Les documents d'archives qui ont provoqué de vives réactions outre-atlantique, ont été rendus publics par les archives nationales des Etats-Unis ("US-National Archives and Records Administration", NARA) après des disputes juridiques qui l'ont opposée à l'administration américaine et qui ont duré plusieurs années. Dans la presse allemande par contre, ceci ne fut mentionné que dans les dernières pages des journaux ou dans des transcriptions laconiques de dépêches d'agences de presse de Washington. Les révélations sur la passivité du BND lors de la poursuite d'Eichmann viennent à un mauvais moment: Les services secrets extérieurs sont en effet soupçonnés d'avoir commis de nombreuses actions hors-la-loi.[1] A cause de ses activités internes illégales, le BND est considéré comme incontrôlable.[2] Avec plus de 10000 collaborateurs, l'agence d'espionnage est une des administrations de l'état allemand les plus performantes. On la considère comme étant capable de diriger des mouvements subversifs à l'extérieur comme à l'intérieur du pays.

Direction tricéphale

Comme l'ont souvent souligné des critiques, on ne peut comprendre l'état dans lequel se trouvent les services secrets allemands sans prendre en considération ses liens anciens avec les personnalités nazies. Déjà l'organisation qui a précédé le BND et dont il émane, l'"Organisation Gehlen", mise sur pied sous le contrôle direct des services secrets américains, était presque directement issue des appareils d'espionnage nazis. Reinhard Gehlen, directeur de cette organisation comme plus tard du BND, créé le 1 avril 1956, avait dirigé durant la Seconde guerre mondiale la division de l'état-major de la Wehrmacht "Armées ennemies de l'est" ("Fremde Heere Ost"). La division "Armées ennemies de l'est" était chargée de collecter des renseignements sur l'Union soviétique. Gerhard Wessel, nommé par Gehlen à la direction du "groupe 1" d'"Armées ennemies de l'est" en été 1942 et responsable de la rédaction de rapports quotidiens sur la situation, devint en 1946 le premier directeur de la division d'évaluation et succéda en 1968 à son ancien patron à la tête du BND. Herrmann Braun, depuis 1946 responsable de l'approvisionnement au sein de l'organisation Gehlen, s'était déjà pendant la guerre engagé pour obtenir des informations d'espionnage en tant que directeur du "Poste de commandement sur les renseignements au front de l'est" et se vantait de disposer d'un large réseau d'espions en URSS.

Le vieux travail

Comme le raconte ouvertement Gehlen dans ses mémoires, il reçut des responsables américains l'autorisation formelle de créer les nouveaux services secrets "en utilisant le potentiel disponible" et en continuant "le vieux travail dans le même esprit".[3] D'après de nouvelles estimations environ dix pour cent des 4.000 agents qui travaillaient pour Gehlen en été 1949 étaient auparavant des membres de la SS, du SD et de la Gestapo; auxquels s'ajoutaient un grand nombre d'anciens soldats de la Wehrmacht. Parmi le personnel nazi de l'Organisation Gehlen on comptait plusieurs criminels de guerre, comme l'ancien officier SS et inspecteur des frontières du sud-est de la Gestapo, Wilhelm Krichbaum.
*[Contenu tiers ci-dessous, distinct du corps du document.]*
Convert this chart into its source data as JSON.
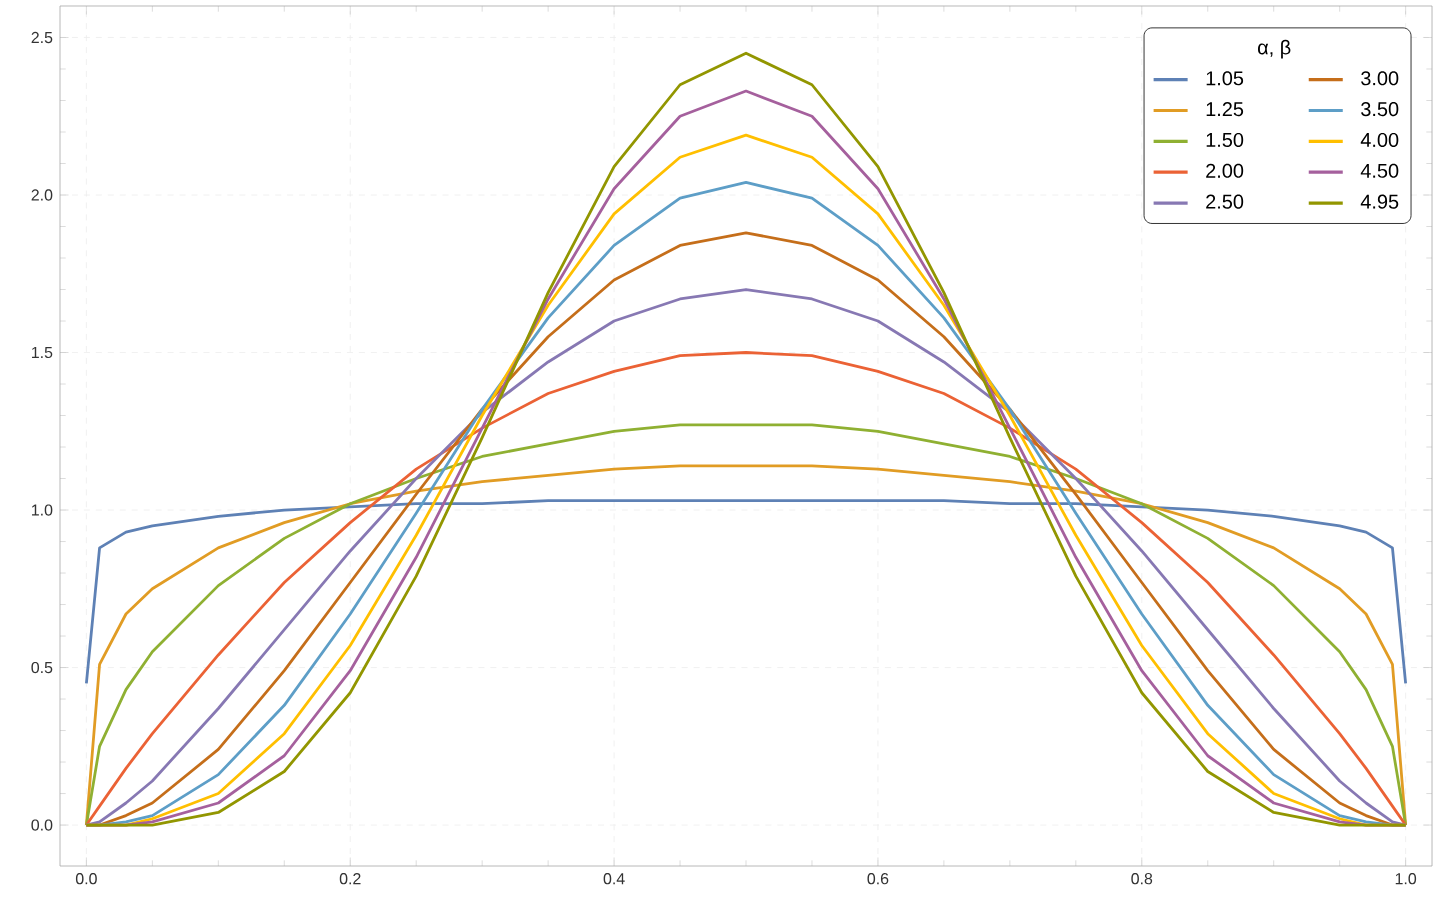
{
  "chart_data": {
    "type": "line",
    "x": [
      0,
      0.01,
      0.03,
      0.05,
      0.1,
      0.15,
      0.2,
      0.25,
      0.3,
      0.35,
      0.4,
      0.45,
      0.5,
      0.55,
      0.6,
      0.65,
      0.7,
      0.75,
      0.8,
      0.85,
      0.9,
      0.95,
      0.97,
      0.99,
      1
    ],
    "series": [
      {
        "name": "1.05",
        "color": "#5e81b5",
        "values": [
          0.45,
          0.88,
          0.93,
          0.95,
          0.98,
          1.0,
          1.01,
          1.02,
          1.02,
          1.03,
          1.03,
          1.03,
          1.03,
          1.03,
          1.03,
          1.03,
          1.02,
          1.02,
          1.01,
          1.0,
          0.98,
          0.95,
          0.93,
          0.88,
          0.45
        ]
      },
      {
        "name": "1.25",
        "color": "#e19c24",
        "values": [
          0,
          0.51,
          0.67,
          0.75,
          0.88,
          0.96,
          1.02,
          1.06,
          1.09,
          1.11,
          1.13,
          1.14,
          1.14,
          1.14,
          1.13,
          1.11,
          1.09,
          1.06,
          1.02,
          0.96,
          0.88,
          0.75,
          0.67,
          0.51,
          0
        ]
      },
      {
        "name": "1.50",
        "color": "#8fb032",
        "values": [
          0,
          0.25,
          0.43,
          0.55,
          0.76,
          0.91,
          1.02,
          1.1,
          1.17,
          1.21,
          1.25,
          1.27,
          1.27,
          1.27,
          1.25,
          1.21,
          1.17,
          1.1,
          1.02,
          0.91,
          0.76,
          0.55,
          0.43,
          0.25,
          0
        ]
      },
      {
        "name": "2.00",
        "color": "#eb6235",
        "values": [
          0,
          0.06,
          0.18,
          0.29,
          0.54,
          0.77,
          0.96,
          1.13,
          1.26,
          1.37,
          1.44,
          1.49,
          1.5,
          1.49,
          1.44,
          1.37,
          1.26,
          1.13,
          0.96,
          0.77,
          0.54,
          0.29,
          0.18,
          0.06,
          0
        ]
      },
      {
        "name": "2.50",
        "color": "#8778b3",
        "values": [
          0,
          0.01,
          0.07,
          0.14,
          0.37,
          0.62,
          0.87,
          1.1,
          1.31,
          1.47,
          1.6,
          1.67,
          1.7,
          1.67,
          1.6,
          1.47,
          1.31,
          1.1,
          0.87,
          0.62,
          0.37,
          0.14,
          0.07,
          0.01,
          0
        ]
      },
      {
        "name": "3.00",
        "color": "#c56e1a",
        "values": [
          0,
          0.0,
          0.03,
          0.07,
          0.24,
          0.49,
          0.77,
          1.05,
          1.32,
          1.55,
          1.73,
          1.84,
          1.88,
          1.84,
          1.73,
          1.55,
          1.32,
          1.05,
          0.77,
          0.49,
          0.24,
          0.07,
          0.03,
          0.0,
          0
        ]
      },
      {
        "name": "3.50",
        "color": "#5d9ec7",
        "values": [
          0,
          0.0,
          0.01,
          0.03,
          0.16,
          0.38,
          0.67,
          0.99,
          1.32,
          1.61,
          1.84,
          1.99,
          2.04,
          1.99,
          1.84,
          1.61,
          1.32,
          0.99,
          0.67,
          0.38,
          0.16,
          0.03,
          0.01,
          0.0,
          0
        ]
      },
      {
        "name": "4.00",
        "color": "#ffbf00",
        "values": [
          0,
          0.0,
          0.0,
          0.02,
          0.1,
          0.29,
          0.57,
          0.92,
          1.3,
          1.65,
          1.94,
          2.12,
          2.19,
          2.12,
          1.94,
          1.65,
          1.3,
          0.92,
          0.57,
          0.29,
          0.1,
          0.02,
          0.0,
          0.0,
          0
        ]
      },
      {
        "name": "4.50",
        "color": "#a5609d",
        "values": [
          0,
          0.0,
          0.0,
          0.01,
          0.07,
          0.22,
          0.49,
          0.85,
          1.26,
          1.67,
          2.02,
          2.25,
          2.33,
          2.25,
          2.02,
          1.67,
          1.26,
          0.85,
          0.49,
          0.22,
          0.07,
          0.01,
          0.0,
          0.0,
          0
        ]
      },
      {
        "name": "4.95",
        "color": "#929600",
        "values": [
          0,
          0.0,
          0.0,
          0.0,
          0.04,
          0.17,
          0.42,
          0.79,
          1.23,
          1.69,
          2.09,
          2.35,
          2.45,
          2.35,
          2.09,
          1.69,
          1.23,
          0.79,
          0.42,
          0.17,
          0.04,
          0.0,
          0.0,
          0.0,
          0
        ]
      }
    ],
    "legend_title": "α, β",
    "legend": "top right",
    "xlim": [
      -0.02,
      1.02
    ],
    "ylim": [
      -0.13,
      2.6
    ],
    "xticks": [
      {
        "value": 0,
        "label": "0.0"
      },
      0.2,
      0.4,
      0.6,
      0.8,
      {
        "value": 1,
        "label": "1.0"
      }
    ],
    "yticks": [
      {
        "value": 0,
        "label": "0.0"
      },
      0.5,
      {
        "value": 1,
        "label": "1.0"
      },
      1.5,
      {
        "value": 2,
        "label": "2.0"
      },
      2.5
    ],
    "grid": true,
    "line_style": "solid",
    "marker": "none"
  }
}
Ce dernier dirigeait pour les services secrets de la RFA un réseau d'"agents en veille" qui, dans le cas d'une invasion soviétique, resteraient sur place pour ensuite mener des actions de sabotage derrière le front. L'ancien officier SS, Hans Sommer, devint en 1950 collaborateur de Gehlen. Sommer était responsable de la destruction de sept synagogues à Paris et a été promu chef du SD à Nice.[4]

Adjudant d'Eichmann

Parmi les criminels nazis embauchés par l'Organisation Gehlen, on comptait également l'ancien adjudant d'Eichmann, Alois Brunner. Brunner est coupable du génocide de plus de 120000 juifs européens et fut condamné à mort par contumace en France. Dans les années 1950, il travaillait pour les services secrets étrangers allemands comme résident de Damas.[5] Dans sa zone d'activité au Moyen-Orient, il y eut également dans les années 1950 des opérations de services secrets en faveur des forces armées égyptiennes - avec la participation d'environ 100 "conseillers" allemands. Parmi les forces de soutien de la République fédérale, on comptait de nombreux anciens fonctionnaires nazis recrutés par Otto Skorzeny. Skorzeny avait participé à la soumission de l'Europe en tant qu'expert de la SS pour le sabotage et des opérations clandestines dans les états occupés.[6]

Poursuite

Un des premiers chercheurs occidentaux à rassembler des informations solides sur le réseau de services secrets nazis dans l'Allemagne de l'après-guerre, est l'historien américain Christopher Simpson. Son livre "Blowback", paru en 1988, citait plusieurs dizaines de criminels de guerre et de génocidaires allemands qui ont entamé une carrière au sein de la CIA et du BND après 1945.[7] Selon Christopher Simpson, on comptait dans ce cercle également Wilfried Strik-Strikfeldt, l'ancien officier de liaison du directeur du BND avec des collaborateurs nazis d'Europe de l'est. Strik-Strikfeldt a maintenu ces liens après la guerre et s'est mis au service d'organisations d'exilés révisionnistes qui préparaient des attentats terroristes et entretenaient des liens avec le milieu des "expulsés" allemands. Dans ce milieu criminel les concepts hégémoniques du troisième Reich concernant l'Europe ont été poursuivis -maintenant sous couvert de l'"intégration" européenne, prétendument une "union entre les peuples".

Mythe

Comme le souligne Christopher Simpson dans son article pour german-foreign-policy.com, l'embauche de criminels nazis notoires au service des intérêts politiques américains de l'après-guerre et de ceux de leur allié allemand était caractérisée par la "brutalité, la stupidité et l'illégalité". Pour maintenir à son poste le théoricien racial nazi et plus tard secrétaire d'état à la chancellerie, Hans Globke, "la CIA a lancé une campagne qui avait pour but, de réprimer des informations sur les liens entre Globke et Eichmann" - Globke était utile en tant que responsable des relations de l'Allemagne de l'Ouest avec l'OTAN. Ces services rendus étaient plus importants que la responsabilité de Globke pour la persécution des juifs. Selon Christopher Simpson, "le récent scandale" qui révèle la passivité et la complicité des autorités judiciaires allemandes et américaines et met en question un "mythe" évident de la période d'après-guerre: Au lieu de "Liberté et Démocratie" ("Freedom and Democracy") - collaboration sans scrupule entre le BND, la CIA et des criminels de guerre du calibre d'Adolf Eichmann, recherchés dans le monde entier.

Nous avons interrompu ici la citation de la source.